Dr. Rhett teaches courses on world history with a particular focus on Islam and the Middle East. She also teaches an interdisciplinary freshman introductory course on soccer, called The Beautiful Game, where she ties the sport into discussions of history, economics, culture, Title IX, hooliganism and racism.
Much of Dr. Rhett’s recent research revolves around the Balfour Declaration of 1917, a British document which paved the way for the creation of Israel and the modern Middle East, and its global implications for groups seeking political independence. Rhett also studies the impact of Islamic characters in comic books and graphic novels.
“It seems to be a trend in mainstream comics to incorporate Muslim characters. The new Ms. Marvel is a Muslim character from Jersey City. Nightrunner, one of Batman’s partners, is a Muslim French citizen who runs around the Paris suburbs,” Rhett says. “This is not without some controversy and criticsm – it generated controversy from some conservative blogs, controversy so big that at one point it got to the Daily Show.”

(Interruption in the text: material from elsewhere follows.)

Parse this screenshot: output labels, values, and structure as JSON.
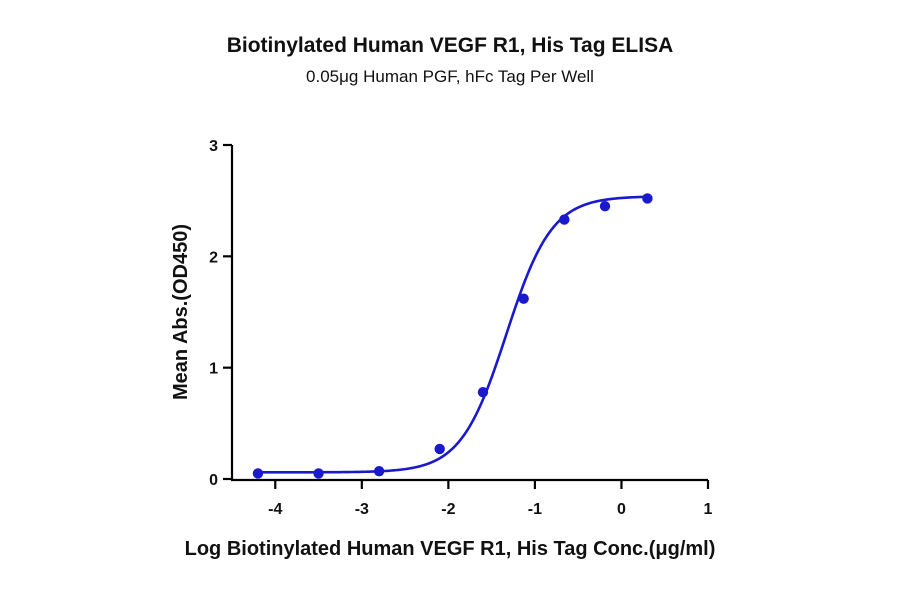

In addition to making comics and graphic novels part of her courses at Monmouth, Rhett has also published research on their use as learning tools.
“During my masters work in Near East Studies, we used Persepolis in a course, and I fell in love and haven’t looked back since,” Rhett says. “Comics address what we want to talk about and do it in a brief, succinct way – and a way that students and professors can relate to.”
Why I'm proud of Monmouth
Rhett says “This is such an amazingly collegial environment.
The people on campus are so friendly and so helpful, it feels like a familial
place. Because of where Monmouth University is in its history, we have a lot of
junior scholars who are doing amazing work and research across campus, it is
really an exciting time to be here. There are a lot of people bringing in new
ideas, and the future work that will come out of our interdisciplinary
collaborations is exciting – there is so much excitement moving forward.”